Miranda quirked an eyebrow. “Is that a yes?”

Ella gave a brief nod. “That’s a yes.”

“Oh my God. Oh my God!” Miranda turned to an immobile Jake and hugged him. She turned back to Ella and beamed. “Thank you. Thank you so much.”

Ella smiled but held up her hand to curb Miranda’s enthusiasm. “There are conditions.”

“Name them.”

“I don’t want to walk around the school grounds and feel like I’m on the set of Mean Girls. No beauty pageants, no popularity contests – all comers regardless of size, sex and nationality are welcome to be in if they want.”

Miranda nodded eagerly. “Diversity. Check.”

“The uniforms are to be modest. No tiny skirts, no bare skin.”

Miranda nodded again. “Functional. Check.”

“Chants are about school spirit, okay? No ego-stroking.”

“Deluca chants only. Check.”

Ella laughed. Miranda was brimming with enthusiasm which was infectious. “Alright, then. Keep me up to date.”

“I will,” she promised. “I will.” Then she bounded out of the office.

Which left Jake and Ella scowling at each other across her desk. “All you had to do was say no.”

“This felt better,” she snapped.

More eye hating followed as Jake glowered at her. For a moment she thought he was going to say something but then he turned on his heel and stalked for the door. He made it halfway before he stopped, clenched his fists, turned and strode back.

“Listen up,” he growled as he planted his hands on her desk. “I’m only going to say this once. I. Did. Not. Sleep. With. Rachel.” Pushing off the desk, he shoved a hand through his hair. “My father was one of her clients. Sometimes he was too drunk to get home and Rachel would ring the bar and I would go and pick him up. That’s how I knew about the damn vases.”

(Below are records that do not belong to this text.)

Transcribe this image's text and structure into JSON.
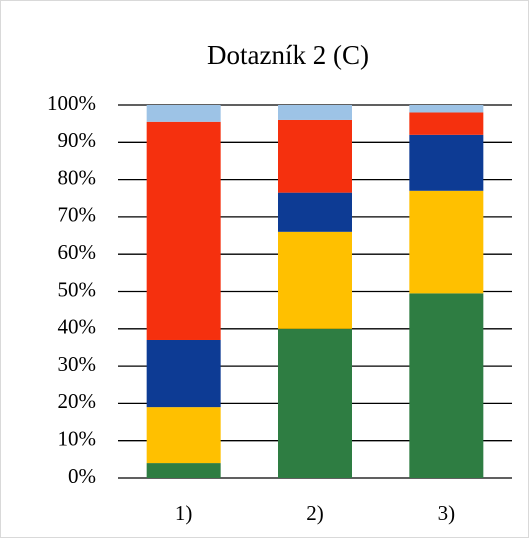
{
  "chart_data": {
    "type": "stacked_bar",
    "title": "Dotazník 2 (C)",
    "categories": [
      "1)",
      "2)",
      "3)"
    ],
    "series": [
      {
        "color": "#2e7d42",
        "values": [
          4,
          40,
          49.5
        ]
      },
      {
        "color": "#ffc000",
        "values": [
          15,
          26,
          27.5
        ]
      },
      {
        "color": "#0d3b94",
        "values": [
          18,
          10.5,
          15
        ]
      },
      {
        "color": "#f5300e",
        "values": [
          58.5,
          19.5,
          6
        ]
      },
      {
        "color": "#9dc3e6",
        "values": [
          4.5,
          4,
          2
        ]
      }
    ],
    "ylim": [
      0,
      100
    ],
    "yticks": [
      {
        "value": 0,
        "label": "0%"
      },
      {
        "value": 10,
        "label": "10%"
      },
      {
        "value": 20,
        "label": "20%"
      },
      {
        "value": 30,
        "label": "30%"
      },
      {
        "value": 40,
        "label": "40%"
      },
      {
        "value": 50,
        "label": "50%"
      },
      {
        "value": 60,
        "label": "60%"
      },
      {
        "value": 70,
        "label": "70%"
      },
      {
        "value": 80,
        "label": "80%"
      },
      {
        "value": 90,
        "label": "90%"
      },
      {
        "value": 100,
        "label": "100%"
      }
    ],
    "grid": true
  }
}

Ella stared at him, his fervent denial and explanation seeping into the cracks of her famous reserve that had been papered over one too many times. He looked part pissed off, part exasperated, and tired as hell.

But, she believed him.

The weight Ella had been carrying on her chest suddenly lifted but it didn’t make her feel any better. Because now she felt like a fool and a shrew going off half-cocked like that. Kicking him out of their still-warm bed.

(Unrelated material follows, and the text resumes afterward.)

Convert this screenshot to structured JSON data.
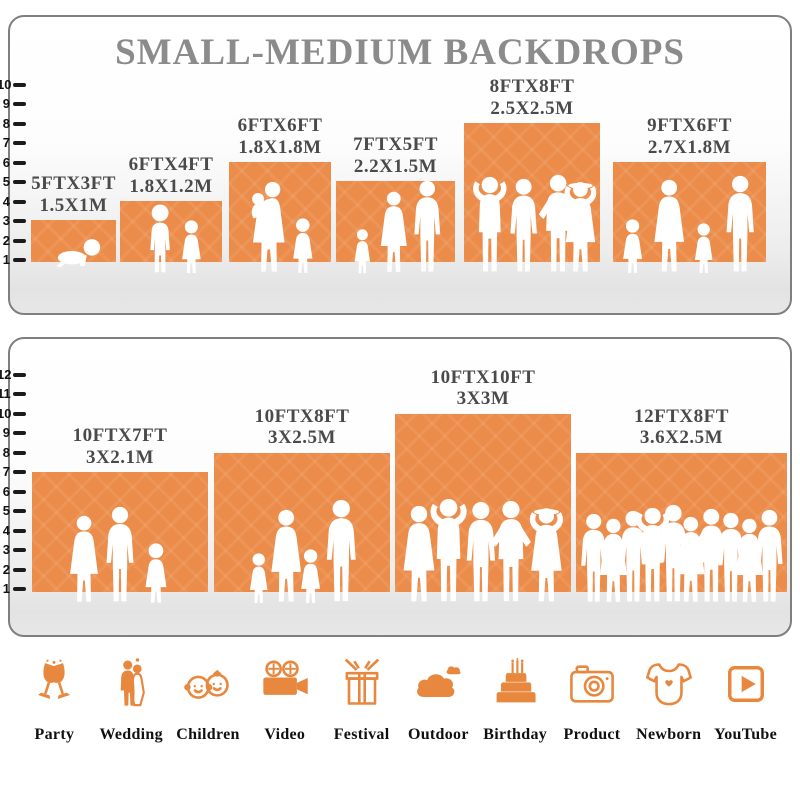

And saying some pretty terrible stuff in the process.

“Why didn’t you say something?” she demanded.

“I did,” he retorted.

As he prowled to the window, Ella wanted to refute his statement but it was the truth. He had denied it and she’d pushed it aside because her brain had gone into frantic damage control, protecting her from images and scenarios she hadn’t wanted to contemplate.

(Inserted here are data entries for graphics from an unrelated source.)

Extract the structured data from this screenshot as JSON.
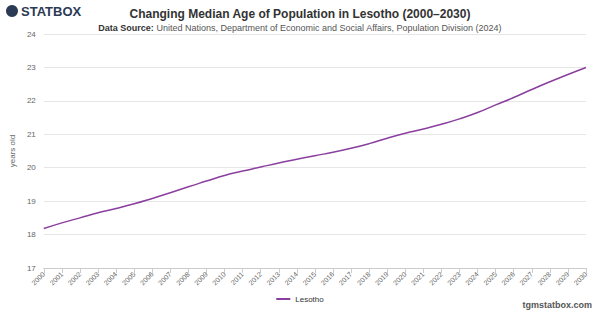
{
  "chart_data": {
    "type": "line",
    "title": "Changing Median Age of Population in Lesotho (2000–2030)",
    "subtitle": "Data Source: United Nations, Department of Economic and Social Affairs, Population Division (2024)",
    "logo": "STATBOX",
    "footer": "tgmstatbox.com",
    "y_label": "years old",
    "categories": [
      "2000",
      "2001",
      "2002",
      "2003",
      "2004",
      "2005",
      "2006",
      "2007",
      "2008",
      "2009",
      "2010",
      "2011",
      "2012",
      "2013",
      "2014",
      "2015",
      "2016",
      "2017",
      "2018",
      "2019",
      "2020",
      "2021",
      "2022",
      "2023",
      "2024",
      "2025",
      "2026",
      "2027",
      "2028",
      "2029",
      "2030"
    ],
    "series": [
      {
        "name": "Lesotho",
        "color": "#8a3f9e",
        "values": [
          18.18,
          18.35,
          18.5,
          18.65,
          18.78,
          18.92,
          19.08,
          19.25,
          19.43,
          19.6,
          19.77,
          19.9,
          20.02,
          20.14,
          20.25,
          20.36,
          20.46,
          20.58,
          20.72,
          20.88,
          21.03,
          21.16,
          21.3,
          21.46,
          21.65,
          21.88,
          22.1,
          22.34,
          22.57,
          22.79,
          23.0
        ]
      }
    ],
    "ylim": [
      17,
      24
    ],
    "yticks": [
      17,
      18,
      19,
      20,
      21,
      22,
      23,
      24
    ],
    "grid": true,
    "legend": "bottom"
  }
}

“Not hard enough,” she said to his back. Why hadn’t he tried harder? “Why didn’t you tell me it was your father?”

“Because…” Jake stared out the window, his back to her. “Maybe I’m as ashamed by my father and the things he did as you are your mother? Maybe I didn’t want to admit to the woman I’d spent the night with that my loser dad used to pay her mom for sex, especially after Roger fucking Hillman’s insults. And maybe” – he turned then, his eyes bleak as they settled on her – “after all our history, I thought you knew me better than that?”

The barb struck her in the center of the chest. He was right. She should have. They had a complicated relationship that had sprung from a shared history neither had ever really talked about but she did know him.

The way only another misfit from Trently could.

Ella inspected her hands, embarrassed and ashamed by her hasty condemnation. Stupid, stupid, stupid. “I’m sorry.” She lifted her gaze to his. “I’m really sorry.”

He shook his head, sighing as he leaned his ass against the windowsill. “It doesn’t matter. It was probably for the best, right? We’re trying to achieve something here and if this… incident has taught us anything it’s that complicating the situation with” – he pointed back and forth between the two of them – “a thing between us, probably isn’t very smart.”